Algorithms first extract text in which evaluative words are used; these are then sorted into a scale of values from very bad (words like abysmal, deplorable, sucked, etc.) to very good (fantastic, splendid, awesome). Aspects of the experience being reviewed are also extracted (e.g., the food, service, ambience, noise, etc. in a restaurant) and these are matched up with the evaluative words applied to them. Finally, other algorithms make a statistical evaluation of  the earlier algorithms' findings to arrive at a summary.

Does it work?

It works well enough that businesses now feel the need to monitor and curate what people say about them online, and companies have emerged that claim to be able to handle damage control in this area.  Reputation.com, currently the most visible of such companies, invites you on its website to "Call the most experienced reputation advisors in the business and we'll replace your inaccurate or misleading search results with new, truthful, accurate results." You wonder how this would work. What if the negative search results are in fact the only thing out there, and an accurate reflection of what you do or provide? Suppose all the trash talk about you has already been collated and summarized by numerous algorithmic operations before the "experienced reputation advisors" even get their tools out?  Well, it turns out that Reputation.com has an algorithm for that. They say on their website: "Reputation.com implements a complex algorithm that redirects Google's search engine, pushing the information you don't want others to see beneath positive, accurate search results." All hail the power of the algorithm.

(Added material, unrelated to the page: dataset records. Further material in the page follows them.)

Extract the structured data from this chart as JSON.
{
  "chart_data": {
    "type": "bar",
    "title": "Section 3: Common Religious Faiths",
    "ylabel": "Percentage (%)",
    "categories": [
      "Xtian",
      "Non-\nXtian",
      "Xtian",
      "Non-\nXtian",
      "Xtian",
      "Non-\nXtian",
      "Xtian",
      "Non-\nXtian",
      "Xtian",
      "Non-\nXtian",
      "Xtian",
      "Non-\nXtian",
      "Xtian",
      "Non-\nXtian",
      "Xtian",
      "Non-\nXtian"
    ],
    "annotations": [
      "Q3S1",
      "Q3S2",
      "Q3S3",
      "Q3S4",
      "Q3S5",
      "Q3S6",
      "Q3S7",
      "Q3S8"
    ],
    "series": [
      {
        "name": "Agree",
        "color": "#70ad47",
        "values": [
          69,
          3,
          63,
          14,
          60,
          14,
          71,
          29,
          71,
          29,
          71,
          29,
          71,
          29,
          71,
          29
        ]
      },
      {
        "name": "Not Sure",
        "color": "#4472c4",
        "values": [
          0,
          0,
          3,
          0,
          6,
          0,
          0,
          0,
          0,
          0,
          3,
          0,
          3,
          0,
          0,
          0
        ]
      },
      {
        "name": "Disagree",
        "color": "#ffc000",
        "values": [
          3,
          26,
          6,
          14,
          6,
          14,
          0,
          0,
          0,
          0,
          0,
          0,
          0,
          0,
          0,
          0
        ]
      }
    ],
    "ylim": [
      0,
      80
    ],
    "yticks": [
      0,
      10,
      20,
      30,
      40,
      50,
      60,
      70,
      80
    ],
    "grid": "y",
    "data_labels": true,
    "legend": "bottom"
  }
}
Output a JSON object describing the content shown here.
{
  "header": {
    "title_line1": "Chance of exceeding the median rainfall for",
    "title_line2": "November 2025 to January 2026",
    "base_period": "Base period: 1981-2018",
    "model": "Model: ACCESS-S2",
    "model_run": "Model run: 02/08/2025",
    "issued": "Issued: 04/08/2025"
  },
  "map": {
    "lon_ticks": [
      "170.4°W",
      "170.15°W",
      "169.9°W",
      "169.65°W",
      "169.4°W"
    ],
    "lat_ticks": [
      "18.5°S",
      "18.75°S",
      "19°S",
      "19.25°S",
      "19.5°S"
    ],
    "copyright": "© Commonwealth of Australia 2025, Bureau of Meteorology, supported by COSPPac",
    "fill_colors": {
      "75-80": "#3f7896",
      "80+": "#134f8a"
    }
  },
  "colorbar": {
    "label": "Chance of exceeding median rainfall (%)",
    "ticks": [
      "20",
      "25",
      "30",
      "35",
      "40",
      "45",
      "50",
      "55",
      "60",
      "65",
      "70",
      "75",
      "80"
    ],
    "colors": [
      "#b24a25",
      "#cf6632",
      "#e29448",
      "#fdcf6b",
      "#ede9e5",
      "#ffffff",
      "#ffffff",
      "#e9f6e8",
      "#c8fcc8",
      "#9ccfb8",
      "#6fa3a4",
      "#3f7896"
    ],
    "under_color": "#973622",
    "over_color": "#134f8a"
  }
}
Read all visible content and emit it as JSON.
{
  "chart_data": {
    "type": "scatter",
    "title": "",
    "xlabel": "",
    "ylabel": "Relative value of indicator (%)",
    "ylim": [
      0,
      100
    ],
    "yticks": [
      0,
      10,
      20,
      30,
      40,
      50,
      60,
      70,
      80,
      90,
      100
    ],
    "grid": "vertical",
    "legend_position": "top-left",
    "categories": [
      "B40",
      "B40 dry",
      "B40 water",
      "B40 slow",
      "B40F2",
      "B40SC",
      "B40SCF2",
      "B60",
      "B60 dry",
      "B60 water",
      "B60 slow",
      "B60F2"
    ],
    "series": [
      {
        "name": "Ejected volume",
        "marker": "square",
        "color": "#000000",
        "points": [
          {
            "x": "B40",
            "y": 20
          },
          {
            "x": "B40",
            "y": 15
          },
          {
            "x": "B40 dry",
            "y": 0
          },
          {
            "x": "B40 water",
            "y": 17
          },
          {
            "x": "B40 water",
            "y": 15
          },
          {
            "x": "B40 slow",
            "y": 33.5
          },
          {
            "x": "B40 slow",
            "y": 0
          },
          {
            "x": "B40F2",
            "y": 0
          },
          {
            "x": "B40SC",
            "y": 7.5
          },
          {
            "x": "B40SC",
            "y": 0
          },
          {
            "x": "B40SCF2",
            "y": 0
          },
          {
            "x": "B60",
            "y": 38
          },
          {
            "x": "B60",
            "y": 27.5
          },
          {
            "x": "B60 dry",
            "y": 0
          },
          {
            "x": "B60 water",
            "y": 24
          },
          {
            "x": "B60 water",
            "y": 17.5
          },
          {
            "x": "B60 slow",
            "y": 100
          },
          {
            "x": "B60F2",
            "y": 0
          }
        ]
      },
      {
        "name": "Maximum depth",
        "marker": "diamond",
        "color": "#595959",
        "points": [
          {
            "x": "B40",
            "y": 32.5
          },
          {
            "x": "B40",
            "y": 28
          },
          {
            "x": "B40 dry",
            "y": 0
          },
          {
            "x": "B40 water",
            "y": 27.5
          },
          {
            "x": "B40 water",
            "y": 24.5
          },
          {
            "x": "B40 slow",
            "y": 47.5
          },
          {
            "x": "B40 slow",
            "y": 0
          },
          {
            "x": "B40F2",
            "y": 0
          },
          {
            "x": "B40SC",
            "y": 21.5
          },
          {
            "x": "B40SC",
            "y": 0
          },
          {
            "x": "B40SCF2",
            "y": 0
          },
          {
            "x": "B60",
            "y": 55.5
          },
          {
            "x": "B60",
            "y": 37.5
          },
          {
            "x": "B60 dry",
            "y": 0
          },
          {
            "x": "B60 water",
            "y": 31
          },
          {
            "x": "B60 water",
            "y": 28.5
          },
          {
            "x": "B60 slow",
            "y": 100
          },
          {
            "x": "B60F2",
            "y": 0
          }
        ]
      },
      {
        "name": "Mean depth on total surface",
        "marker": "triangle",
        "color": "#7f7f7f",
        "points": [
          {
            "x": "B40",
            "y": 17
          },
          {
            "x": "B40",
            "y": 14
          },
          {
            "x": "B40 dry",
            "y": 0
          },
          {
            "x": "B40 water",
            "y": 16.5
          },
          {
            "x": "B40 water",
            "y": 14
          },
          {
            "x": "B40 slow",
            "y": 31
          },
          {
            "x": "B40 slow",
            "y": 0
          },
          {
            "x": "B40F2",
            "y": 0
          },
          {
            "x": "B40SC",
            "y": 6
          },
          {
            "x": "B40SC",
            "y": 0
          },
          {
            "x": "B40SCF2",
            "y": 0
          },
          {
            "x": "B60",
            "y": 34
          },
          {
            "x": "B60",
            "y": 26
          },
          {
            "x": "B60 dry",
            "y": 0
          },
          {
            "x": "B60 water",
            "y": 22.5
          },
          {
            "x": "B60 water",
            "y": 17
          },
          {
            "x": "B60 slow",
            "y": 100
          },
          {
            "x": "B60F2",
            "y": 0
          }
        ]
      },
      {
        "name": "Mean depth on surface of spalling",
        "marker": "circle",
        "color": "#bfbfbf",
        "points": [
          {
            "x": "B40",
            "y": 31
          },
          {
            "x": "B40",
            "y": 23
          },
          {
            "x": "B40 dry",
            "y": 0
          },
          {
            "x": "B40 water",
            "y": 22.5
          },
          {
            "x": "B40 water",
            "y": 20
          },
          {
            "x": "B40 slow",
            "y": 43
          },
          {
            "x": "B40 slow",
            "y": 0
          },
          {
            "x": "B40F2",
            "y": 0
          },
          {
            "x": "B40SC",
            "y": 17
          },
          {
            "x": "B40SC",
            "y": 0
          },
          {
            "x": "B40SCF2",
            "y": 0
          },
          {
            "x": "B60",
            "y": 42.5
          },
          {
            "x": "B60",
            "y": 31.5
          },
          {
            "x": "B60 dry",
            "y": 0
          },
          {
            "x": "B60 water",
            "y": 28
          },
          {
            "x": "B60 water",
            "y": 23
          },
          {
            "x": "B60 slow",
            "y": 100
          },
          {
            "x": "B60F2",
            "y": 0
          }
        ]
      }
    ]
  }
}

Another company that is all about algorithms is Klout, which called itself "The Standard of influence" and purported to rank people, companies, and other entities according to the amount of influence they have on others.  Algorithm occurred nearly 700 times on Klout's website, mostly on background pages and FAQs in which the company explained the wonders of its work in arriving at its signature product, the Klout score: a numeric between 1 and 100 that represents how influential Klout thinks you are.

The Twitter account "Big Ben" tweets the word bong (or multiples of it) every hour on the hour, at the same time that the landmark clock of the same name strikes the hour. For this modest entertainment, and as a result of Klout's proprietary algorithms, Big Ben gets a whopping Klout score of 75 for the influence it has on people. Big Ben (the Tweeter, not the clock), according to Klout, a "Thought Leader" and vastly more influential than Hillary Clinton (a Dabbler), who has a Klout score of only 19.

The complexity of language, combined with the natural facility that humans enjoy in using it, suggests that the application of algorithms to language is still in its infancy. For now, it is probably helpful to keep in mind that anything you say online can be used - certainly will be used - as algorithm fodder. It will probably not be used against you, but it may be used in ways that you might never have imagined. It also seems that for now, a cartload of smoke and mirrors can lurk behind the word algorithm.